'Water for Elephants' ending: Was it what you were expecting? *SPOILER*
SPOILER ALERT! If you haven’t seen Water for Elephants (or read the novel it’s based on), stop reading now. As the headline suggests, we’re discussing the ending.
I hadn’t read Sara Gruen’s novel when I went to see the movie. Judging from the talk of a famous circus disaster, and shot of Reese Witherspoon atop an elephant during a crowd stampede in the trailer, I wasn’t expecting her character, Marlena, the star attraction and wife of the cruel ringmaster August (Christoph Waltz), to live. Add in Hal Holbrook — as the elderly version of Robert Pattinson’s Jacob (who hops the circus’ train, becomes its veterinarian, and falls for Marlena) — recounting this tale solo, and it seemed like it was Titanic on land. I was so convinced Marlena would die that even as she and Jacob walked toward one another after Rosie the elephant rescued her from August, I was waiting for one of the cats that had been let out of its cage to pounce on her. That would have been a terrible ending, so I’m glad it didn’t happen, but still: Who else was surprised that Jacob and Marlena got their happily ever after? (Even though I believe people should find love again after their partner dies, it’s always weird to hear someone at the center of an epic movie love story talk about having children with someone else because for us, only five minutes as gone by, right? We were spared that here. The five children Jacob spoke of not visiting him often enough at the nursing home were with Marlena.)
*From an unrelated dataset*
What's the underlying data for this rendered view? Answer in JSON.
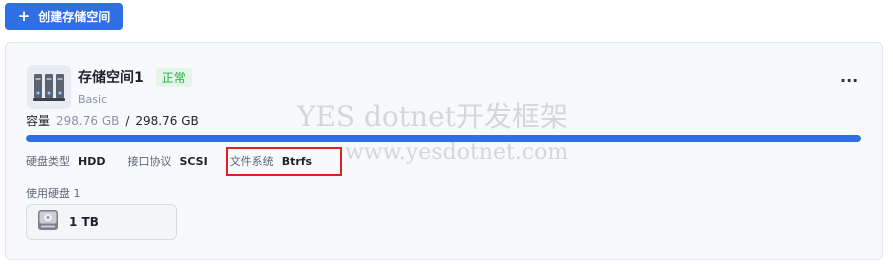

Other than my shock over the happy ending, I left the theater with two other thoughts: Pattinson was perfectly acceptable in this role. I watched with my pen in hand, ready to jot down moments when he was amazingly good or awesomely bad. The only thing I jotted down was “Hello, ma’am” — how he greeted a giraffe. That’s the Pattinson I like best, the flirt with a sense of humor. It’s the one you only really get to see on talk show appearances or Twilight movie commentary tracks. I’d love for him to find a well-written film that showed that side of him. (He can keep this ’30s haircut, too. Totally hot.) Secondly, Waltz needs to do a movie with Baz Luhrmann.